Home Santé Alejandra Da Silva Minas, médecin, explique ce qu’est le stress oxydatif dans le sang et comment le corriger

Alejandra Da Silva Minas, médecin, explique ce qu’est le stress oxydatif dans le sang et comment le corriger

0 comments 36 views

Publié le 13 février 2026 à 19h31. Une médecin argentine développe une méthode rapide pour évaluer le stress oxydatif dans le sang, ouvrant la voie à une médecine plus préventive et personnalisée, où le corps lui-même devient le principal allié de la santé.

  • Une nouvelle méthode permet de diagnostiquer en 15 minutes le stress oxydatif, un déséquilibre lié à de nombreuses maladies chroniques.
  • Le plasma sanguin est envisagé comme un véritable médicament, capable de régénérer les tissus et de réduire l’inflammation.
  • L’approche de cette médecin s’inscrit dans une vision holistique de la santé, privilégiant la prévention et le bien-être global.

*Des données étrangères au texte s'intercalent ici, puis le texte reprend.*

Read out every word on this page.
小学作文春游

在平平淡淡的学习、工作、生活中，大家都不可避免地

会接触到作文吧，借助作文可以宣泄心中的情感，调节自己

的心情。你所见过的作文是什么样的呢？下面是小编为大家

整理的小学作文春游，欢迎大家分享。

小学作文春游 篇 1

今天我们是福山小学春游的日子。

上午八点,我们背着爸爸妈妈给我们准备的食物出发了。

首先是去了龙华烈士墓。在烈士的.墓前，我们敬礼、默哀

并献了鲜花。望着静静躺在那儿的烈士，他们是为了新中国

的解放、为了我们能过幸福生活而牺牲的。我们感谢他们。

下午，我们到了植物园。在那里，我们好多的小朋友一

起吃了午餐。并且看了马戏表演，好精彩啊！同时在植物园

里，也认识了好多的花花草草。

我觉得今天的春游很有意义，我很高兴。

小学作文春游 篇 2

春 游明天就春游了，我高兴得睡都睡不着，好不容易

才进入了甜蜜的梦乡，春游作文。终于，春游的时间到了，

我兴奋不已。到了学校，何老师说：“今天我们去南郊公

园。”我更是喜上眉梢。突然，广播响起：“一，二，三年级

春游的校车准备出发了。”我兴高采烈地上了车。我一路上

« Notre sang est notre autopharmacie ». Pour Alejandra Da Silva Minas, médecin clinicienne, chercheuse et directrice du Centre de thérapies médicales régénératives, cette affirmation n’est pas une simple métaphore, mais une vérité biologique : la médecine la plus sophistiquée se trouve déjà dans nos veines. Membre de la Société Internationale de Médecine Régénérative (TERMIS) et forte de plus de 22 ans d’expérience internationale, cette médecin argentine a mis au point une méthode permettant de diagnostiquer en seulement 15 minutes le stress oxydatif dans le sang – un déséquilibre entre un excès de radicaux libres et un manque d’antioxydants pour les neutraliser – un facteur commun à de nombreuses inflammations chroniques et, à des niveaux élevés, à l’origine de maladies cardiovasculaires, de migraines, et d’un vieillissement prématuré.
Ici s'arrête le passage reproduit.